I have a dataframe like this
dat = [['ID1', '[1, 0, 1, 0, 0]'], ['ID2', '[0, 0, 1, 0, 0]'], ['ID3', '[1, 0, 1, 1, 0]']]
df = pd.DataFrame(dat, columns = ['ID', 'Values'])
df
ID Values
0 ID1 [1, 0, 1, 0, 0]
1 ID2 [0, 0, 1, 0, 0]
2 ID3 [1, 0, 1, 1, 0]
I want to calculate cumulative sum of each list, and store in new column.

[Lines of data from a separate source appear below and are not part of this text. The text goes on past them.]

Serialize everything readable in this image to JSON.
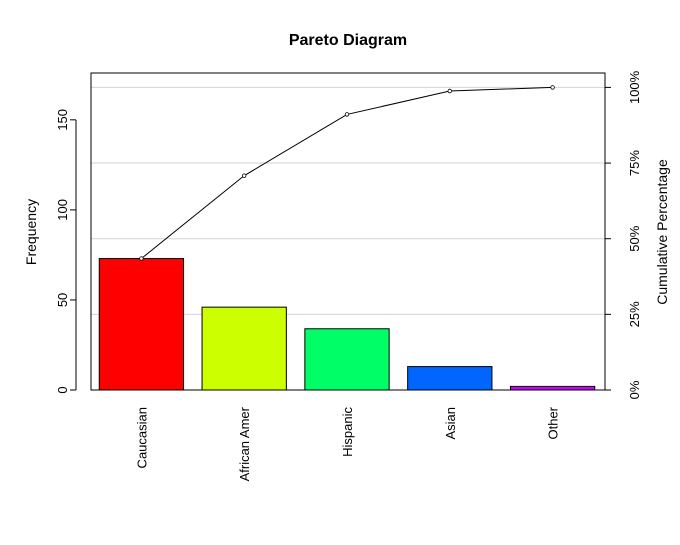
{
  "chart_data": {
    "type": "bar",
    "title": "Pareto Diagram",
    "ylabel": "Frequency",
    "y2label": "Cumulative Percentage",
    "xlabel": "",
    "categories": [
      "Caucasian",
      "African Amer",
      "Hispanic",
      "Asian",
      "Other"
    ],
    "values": [
      73,
      46,
      34,
      13,
      2
    ],
    "bar_colors": [
      "#ff0000",
      "#ccff00",
      "#00ff66",
      "#0066ff",
      "#cc00ff"
    ],
    "cumulative": [
      73,
      119,
      153,
      166,
      168
    ],
    "cumulative_percent": [
      43.5,
      70.8,
      91.1,
      98.8,
      100
    ],
    "ylim": [
      0,
      176
    ],
    "yticks": [
      0,
      50,
      100,
      150
    ],
    "y2ticks": [
      "0%",
      "25%",
      "50%",
      "75%",
      "100%"
    ],
    "grid": "horizontal at cumulative percentage ticks",
    "series": [
      {
        "type": "bar",
        "values": [
          73,
          46,
          34,
          13,
          2
        ]
      },
      {
        "type": "line",
        "values": [
          73,
          119,
          153,
          166,
          168
        ]
      }
    ]
  }
}
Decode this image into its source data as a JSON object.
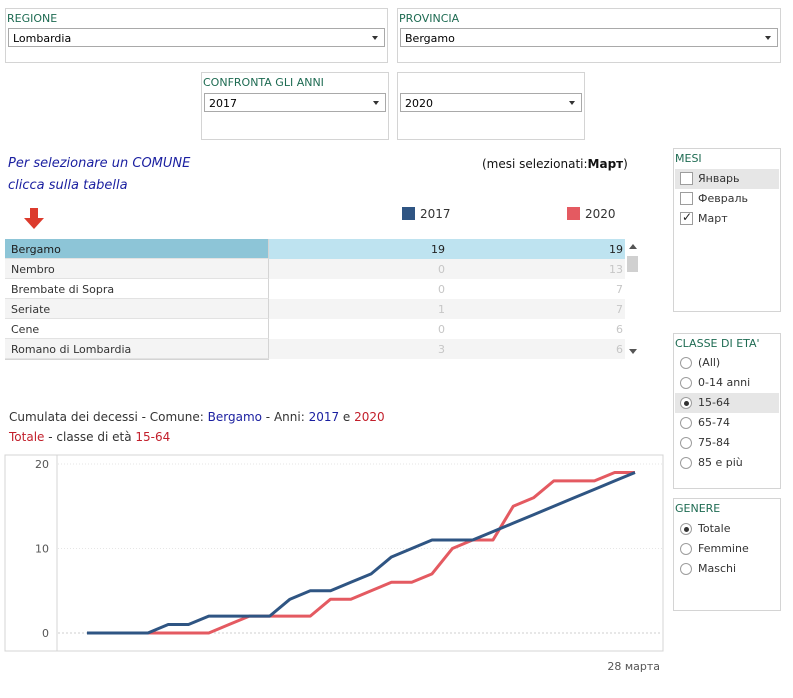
{
  "filters": {
    "regione": {
      "label": "REGIONE",
      "value": "Lombardia"
    },
    "provincia": {
      "label": "PROVINCIA",
      "value": "Bergamo"
    },
    "anni": {
      "label": "CONFRONTA GLI ANNI",
      "year1": "2017",
      "year2": "2020"
    }
  },
  "instructions": {
    "line1": "Per selezionare un COMUNE",
    "line2": "clicca sulla tabella"
  },
  "months_selected": {
    "prefix": "(mesi selezionati:",
    "value": "Март",
    "suffix": ")"
  },
  "legend": [
    {
      "label": "2017",
      "color": "#2f5583"
    },
    {
      "label": "2020",
      "color": "#e45a61"
    }
  ],
  "table": {
    "rows": [
      {
        "name": "Bergamo",
        "v2017": "19",
        "v2020": "19"
      },
      {
        "name": "Nembro",
        "v2017": "0",
        "v2020": "13"
      },
      {
        "name": "Brembate di Sopra",
        "v2017": "0",
        "v2020": "7"
      },
      {
        "name": "Seriate",
        "v2017": "1",
        "v2020": "7"
      },
      {
        "name": "Cene",
        "v2017": "0",
        "v2020": "6"
      },
      {
        "name": "Romano di Lombardia",
        "v2017": "3",
        "v2020": "6"
      }
    ]
  },
  "chart_header": {
    "line1_prefix": "Cumulata dei decessi - Comune: ",
    "comune": "Bergamo",
    "line1_mid": " - Anni: ",
    "year1": "2017",
    "and": " e ",
    "year2": "2020",
    "line2_total": "Totale",
    "line2_mid": " - classe di età ",
    "age": "15-64"
  },
  "sidebar": {
    "mesi": {
      "title": "MESI",
      "items": [
        {
          "label": "Январь",
          "checked": false
        },
        {
          "label": "Февраль",
          "checked": false
        },
        {
          "label": "Март",
          "checked": true
        }
      ]
    },
    "classe": {
      "title": "CLASSE DI ETA'",
      "items": [
        {
          "label": "(All)",
          "selected": false
        },
        {
          "label": "0-14 anni",
          "selected": false
        },
        {
          "label": "15-64",
          "selected": true
        },
        {
          "label": "65-74",
          "selected": false
        },
        {
          "label": "75-84",
          "selected": false
        },
        {
          "label": "85 e più",
          "selected": false
        }
      ]
    },
    "genere": {
      "title": "GENERE",
      "items": [
        {
          "label": "Totale",
          "selected": true
        },
        {
          "label": "Femmine",
          "selected": false
        },
        {
          "label": "Maschi",
          "selected": false
        }
      ]
    }
  },
  "chart_data": {
    "type": "line",
    "x_tick_label": "28 марта",
    "ylim": [
      0,
      20
    ],
    "y_ticks": [
      "0",
      "10",
      "20"
    ],
    "x": [
      1,
      2,
      3,
      4,
      5,
      6,
      7,
      8,
      9,
      10,
      11,
      12,
      13,
      14,
      15,
      16,
      17,
      18,
      19,
      20,
      21,
      22,
      23,
      24,
      25,
      26,
      27,
      28
    ],
    "series": [
      {
        "name": "2017",
        "color": "#2f5583",
        "values": [
          0,
          0,
          0,
          0,
          1,
          1,
          2,
          2,
          2,
          2,
          4,
          5,
          5,
          6,
          7,
          9,
          10,
          11,
          11,
          11,
          12,
          13,
          14,
          15,
          16,
          17,
          18,
          19
        ]
      },
      {
        "name": "2020",
        "color": "#e45a61",
        "values": [
          0,
          0,
          0,
          0,
          0,
          0,
          0,
          1,
          2,
          2,
          2,
          2,
          4,
          4,
          5,
          6,
          6,
          7,
          10,
          11,
          11,
          15,
          16,
          18,
          18,
          18,
          19,
          19
        ]
      }
    ]
  }
}
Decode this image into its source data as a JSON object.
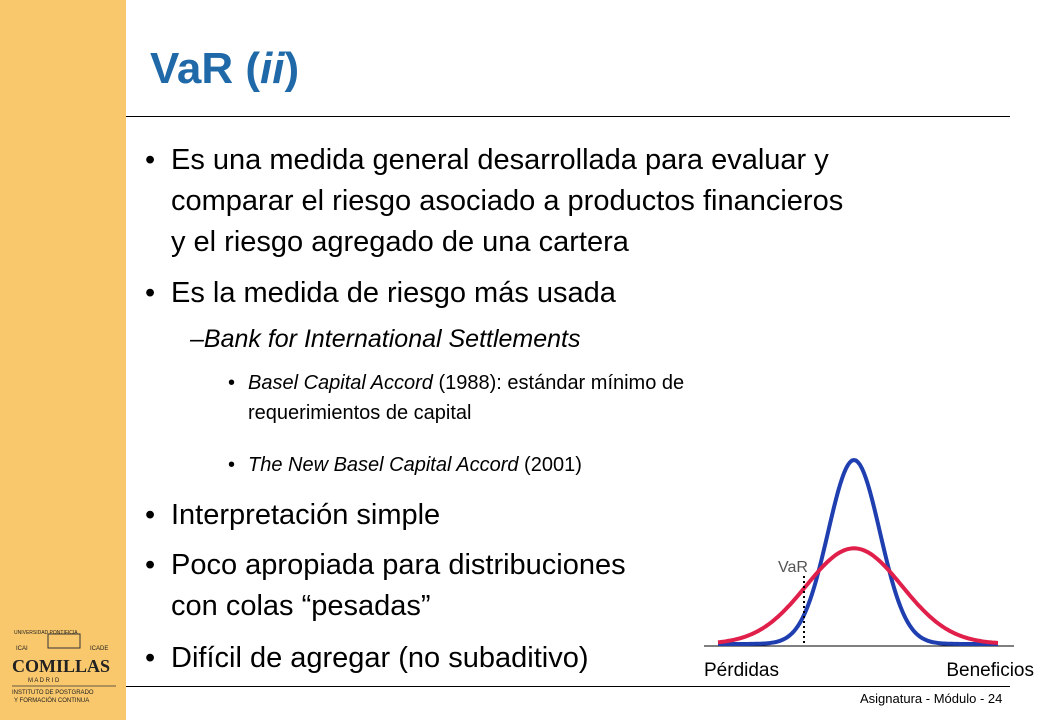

After this I want to take dot product of two list
df['Values'] = df['Values'].apply(lambda x : ast.literal_eval(x)) # Convert string into list type
df['Cumsum_Values'] = df['Values'].apply(lambda x : np.cumsum(x)) # cumulative sum of each list
df['Dot_Values'] = df.apply(lambda x : np.dot(x.Values, x.Cumsum_Values)) # dot product of columns Values and Cumsum_Values
df
ID Values Cumsum_Values Dot_Values
0 ID1 [1, 0, 1, 0, 0] [1, 1, 2, 2, 2] 3
1 ID2 [0, 0, 1, 0, 0] [0, 0, 1, 1, 1] 1
2 ID3 [1, 0, 1, 1, 0] [1, 1, 2, 3, 3] 6
By using pandas
apply
, I am able to do the task. However my records are in millions, and some of these operations are taking lot of time (>10mins).
Is there any alternative to make this processing fast?